Public health sector influence in transportation decision-making: The case of health impact assessment

Key takeaways:

  • Health impact assessment (HIA) has been an entry point for the public health profession to be influential in transportation decisions. The future of HIA practice in transportation could build on HIA’s adaptability to local decision-making contexts and embrace its ways to informally influence policy.

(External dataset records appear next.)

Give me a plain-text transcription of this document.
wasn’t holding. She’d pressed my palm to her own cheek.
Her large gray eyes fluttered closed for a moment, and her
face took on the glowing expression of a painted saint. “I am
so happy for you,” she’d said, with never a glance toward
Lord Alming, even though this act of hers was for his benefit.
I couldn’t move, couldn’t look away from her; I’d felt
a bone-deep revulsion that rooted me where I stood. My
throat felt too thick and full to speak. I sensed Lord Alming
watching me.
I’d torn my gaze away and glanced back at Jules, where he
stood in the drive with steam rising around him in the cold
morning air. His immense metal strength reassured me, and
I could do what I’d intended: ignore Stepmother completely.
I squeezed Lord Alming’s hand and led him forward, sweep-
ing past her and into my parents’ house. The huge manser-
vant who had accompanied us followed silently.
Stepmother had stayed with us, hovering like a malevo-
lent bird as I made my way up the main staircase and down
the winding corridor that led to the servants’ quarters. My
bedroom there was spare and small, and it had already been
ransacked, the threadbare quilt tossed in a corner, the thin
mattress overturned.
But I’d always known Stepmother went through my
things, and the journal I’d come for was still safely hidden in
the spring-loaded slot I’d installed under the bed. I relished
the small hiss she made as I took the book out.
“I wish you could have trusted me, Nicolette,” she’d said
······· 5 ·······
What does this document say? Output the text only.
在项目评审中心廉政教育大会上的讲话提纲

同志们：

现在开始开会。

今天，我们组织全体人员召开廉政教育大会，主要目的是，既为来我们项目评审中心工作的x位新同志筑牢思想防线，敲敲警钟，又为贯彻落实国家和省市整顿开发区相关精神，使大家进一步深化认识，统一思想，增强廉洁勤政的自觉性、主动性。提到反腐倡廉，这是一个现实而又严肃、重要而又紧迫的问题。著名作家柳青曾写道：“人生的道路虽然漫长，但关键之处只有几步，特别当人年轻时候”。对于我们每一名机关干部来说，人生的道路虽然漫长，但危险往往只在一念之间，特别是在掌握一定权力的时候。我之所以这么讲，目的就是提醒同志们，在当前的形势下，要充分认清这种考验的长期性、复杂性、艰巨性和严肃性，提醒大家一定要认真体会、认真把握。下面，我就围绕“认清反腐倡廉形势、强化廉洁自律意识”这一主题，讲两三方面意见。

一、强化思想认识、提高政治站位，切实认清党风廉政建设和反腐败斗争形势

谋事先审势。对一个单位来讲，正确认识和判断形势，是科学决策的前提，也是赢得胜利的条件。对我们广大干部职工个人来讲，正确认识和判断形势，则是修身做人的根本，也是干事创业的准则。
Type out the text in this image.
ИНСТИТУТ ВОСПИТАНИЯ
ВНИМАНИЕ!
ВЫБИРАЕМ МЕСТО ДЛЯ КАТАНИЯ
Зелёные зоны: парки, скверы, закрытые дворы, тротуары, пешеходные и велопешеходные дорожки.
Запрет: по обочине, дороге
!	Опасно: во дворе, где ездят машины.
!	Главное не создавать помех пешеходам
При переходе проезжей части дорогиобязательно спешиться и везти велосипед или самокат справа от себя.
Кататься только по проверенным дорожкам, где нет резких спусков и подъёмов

  • One major barrier for the public health sector’s engagement with transportation is that changing public health outcomes would require changing transportation investments and a herculean task of altering much larger economic, social, material, and spatial relationships associated with transportation technologies and infrastructure.
  • HIA practitioners recommend a six-step process:
  1. Screening: Assessing the potential value of doing an HIA to evaluate a proposed policy or project.
  2. Scoping: Outlining the potential pathways through which a policy or project decision may influence health outcomes and health equity.
  3. Assessment: Applying evidence to the proposed pathways and evaluating the quality of the evidence.
  4. Recommendation: Developing recommendations for both hazard mitigation and health promotion.
  5. Communication: Disseminating findings to relevant decision-makers and affected communities.
  6. Monitoring: Monitoring the outcomes of the project, policy or plan.
  • The majority of HIAs in transportation have assessed local transportation strategies that center on prevention and health-promoting behavior (i.e., increasing transit or active travel) as opposed to mitigating sources of pollution or hazard (i.e., highways).
  • Most HIAs focused on public transit infrastructure and service, pedestrian and bicycle plans, and the implementation of healthy community design for highways. These are local-level projects, not state-wide policies or programs, that are led and funded by public health organizations.
  • Although the HIA and health equity literature promotes HIA as a method for increasing grassroots participation in public decision-making, this study showed that 69% of transportation HIAs involved experts only (i.e., professionals working in local government or non-profit organizations) without involvement of community members.
  • 95% of transportation HIAs relied on advisory groups of professionals only (i.e., County Department of Land Use and Participation, Parks & Recreation District, County Sheriff’s Office).
  • The authors claim that the most important finding of their study is that HIAs exhibit a range of potential purposes, including a number of nuanced advocacy purposes that could influence policy decisions in informal and indirect ways.
  • The authors envision two possible futures for HIA:
  1. Future practice of HIA in transportation remains with the public health profession. HIAs continue to serve as information documents and advocacy platforms.
  2. HIA becomes institutionalized in transportation practice through legislative or regulatory change mandating partnerships or formal use of HIA.



  • The authors used the Health Impact Project (HIP) archive to analyze 59 HIAs on transportation issues conducted between 2005 and 2016 in the United States. They critically reviewed each HIA and categorized HIAs according to the types of transportation decisions they sought to influence, the partnerships it created, and the types of participation it used.


McAndrews, C. & Deakin, E. (2018). Public health sector influence in transportation decision-making: The case of health impact assessment. Case Studies on Transport Policy, Article in press.